Combine 18 cups whole wheat flour and about 11 cups water in a large (8
quart) bowl or a round plastic dishpan. (This makes a lot. This amount
works well for my family of two adults and one small boy - we love seitan,
and this amount makes a week's worth for us to eat in a variety of dishes.
You can halve this recipe or increase it. If you do change the amount,
remember to adjust the quanity of cooking broth accordingly.)
Knead the dough, which should be quite sticky, for 5-10 minutes. The
easiest way to do this is to set the bowl on a dining table (a counter top
is too high) so you can use your weight effectively rather than just using
your arm muscles. When flour and water are mixed, vigorously punch the
dough with one closed fist, then the other, 300-350 times. Cover dough with
cold water and let sit for at least 3/4 hour. Knead the dough slowly and
carefully in the water until the water becomes thick with white starch.

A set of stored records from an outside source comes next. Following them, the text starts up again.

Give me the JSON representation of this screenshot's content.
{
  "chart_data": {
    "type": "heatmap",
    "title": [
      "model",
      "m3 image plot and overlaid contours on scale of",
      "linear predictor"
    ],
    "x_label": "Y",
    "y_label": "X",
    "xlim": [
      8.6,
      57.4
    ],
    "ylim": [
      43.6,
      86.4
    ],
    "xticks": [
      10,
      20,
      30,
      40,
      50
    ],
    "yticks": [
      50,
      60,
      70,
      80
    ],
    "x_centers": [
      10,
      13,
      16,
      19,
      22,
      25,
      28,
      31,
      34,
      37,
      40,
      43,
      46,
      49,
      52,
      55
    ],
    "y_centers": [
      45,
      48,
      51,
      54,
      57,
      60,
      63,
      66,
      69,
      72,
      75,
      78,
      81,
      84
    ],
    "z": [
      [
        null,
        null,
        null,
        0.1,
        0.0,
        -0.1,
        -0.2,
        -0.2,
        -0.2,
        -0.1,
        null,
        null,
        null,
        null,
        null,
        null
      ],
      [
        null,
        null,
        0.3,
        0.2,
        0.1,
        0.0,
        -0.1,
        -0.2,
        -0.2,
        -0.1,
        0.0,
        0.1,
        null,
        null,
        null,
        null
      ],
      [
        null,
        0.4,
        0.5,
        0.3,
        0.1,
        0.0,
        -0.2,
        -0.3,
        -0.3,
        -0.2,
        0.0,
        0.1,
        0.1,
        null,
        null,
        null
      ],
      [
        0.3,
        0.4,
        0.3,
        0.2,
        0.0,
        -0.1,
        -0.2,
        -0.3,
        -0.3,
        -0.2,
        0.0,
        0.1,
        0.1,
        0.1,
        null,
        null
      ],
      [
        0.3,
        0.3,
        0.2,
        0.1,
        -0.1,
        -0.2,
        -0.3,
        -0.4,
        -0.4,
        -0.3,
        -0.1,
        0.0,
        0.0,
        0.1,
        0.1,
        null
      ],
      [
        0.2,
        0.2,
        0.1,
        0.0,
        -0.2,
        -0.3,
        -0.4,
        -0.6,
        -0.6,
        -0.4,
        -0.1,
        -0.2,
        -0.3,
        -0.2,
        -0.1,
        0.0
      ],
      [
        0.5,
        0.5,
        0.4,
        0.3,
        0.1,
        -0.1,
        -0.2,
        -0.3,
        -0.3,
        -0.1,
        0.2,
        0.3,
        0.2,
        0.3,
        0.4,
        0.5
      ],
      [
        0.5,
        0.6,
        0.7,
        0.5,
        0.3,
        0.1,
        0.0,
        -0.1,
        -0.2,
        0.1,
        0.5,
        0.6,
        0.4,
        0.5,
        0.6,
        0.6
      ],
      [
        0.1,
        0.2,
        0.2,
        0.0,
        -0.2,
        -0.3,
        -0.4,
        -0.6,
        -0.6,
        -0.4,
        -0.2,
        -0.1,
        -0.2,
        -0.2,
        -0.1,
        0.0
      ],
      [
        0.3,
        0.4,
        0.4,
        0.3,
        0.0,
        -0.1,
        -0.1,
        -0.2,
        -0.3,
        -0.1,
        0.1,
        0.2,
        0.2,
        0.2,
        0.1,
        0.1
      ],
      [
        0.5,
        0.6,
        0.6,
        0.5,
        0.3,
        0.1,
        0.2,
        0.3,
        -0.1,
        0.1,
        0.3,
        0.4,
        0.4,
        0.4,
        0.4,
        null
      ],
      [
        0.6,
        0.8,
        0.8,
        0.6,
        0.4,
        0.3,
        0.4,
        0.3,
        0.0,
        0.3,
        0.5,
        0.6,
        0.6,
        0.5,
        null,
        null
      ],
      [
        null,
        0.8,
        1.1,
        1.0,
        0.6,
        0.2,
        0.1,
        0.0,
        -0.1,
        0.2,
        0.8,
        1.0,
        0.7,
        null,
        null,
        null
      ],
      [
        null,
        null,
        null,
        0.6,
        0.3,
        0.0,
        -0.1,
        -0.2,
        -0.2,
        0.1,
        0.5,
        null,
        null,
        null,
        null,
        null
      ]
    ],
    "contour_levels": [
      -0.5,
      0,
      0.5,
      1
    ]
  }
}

Pour off the creamy liquid. (This milky, somewhat thick "starch water" from
the first few rinses can be saved - it is excellent in bread recipes and as
a thickener for stews, sauces, etc.) Gently cover dough with water and
knead again. Alternate between warm and cold water rinses, kneading each
time to extract the cream-colored starch. A large colander will help in
draining off the water from the first several kneadings. At first the dough
will seem to be falling apart, and the colander will catch all the little
pieces so you don't lose them down the drain. Sometimes a batch of flour
disintegrates in the washing, instead of separating into strach, bran, and
gluten. In this case you will have to try again with a different type of
whole wheat flour.
After about six rinses, the dough should become rubbery gluten. Remaining
specks of bran or starch can be rinsed away under the tap by pulling the
gluten apart and exposing the inside.
Pull off balls, or form gluten into patties, and drop them into boiling
water. When they rinse, like dumplings, remove and drop them into cold
water.
Prepare seitan seasoning stock: In a large pot combine 14 cups cold water,
two 6-inch strips of kombu, 1 1/4 cups shoyu or tamari, 1/4 cup grated
fresh ginger and, if desired, herbs. For example, try 1 tablespoon each
rosemary and sweet basil and 2 teaspoons thyme, or use a combination of bay
leaf, garlic, and celery seed. Drop gluten balls into stock, bring to a
boil, and cook 2-3 hours over medium heat with lid ajar. (This may seem
like a lot of stock at first, but the gluten absorbs most of it. Also, the
length of cooking time depends on the size of your pieces of gluten. I
divide the gluten into only four equal pieces and cook them for 3 hours.
Smaller pieces take less time.) The seitan is now ready to be used in any
of the following recipes.
Seitan will keep for at least one week refrigerated in its cooking broth.
For longer storage, add more shoyu or tamari to the broth.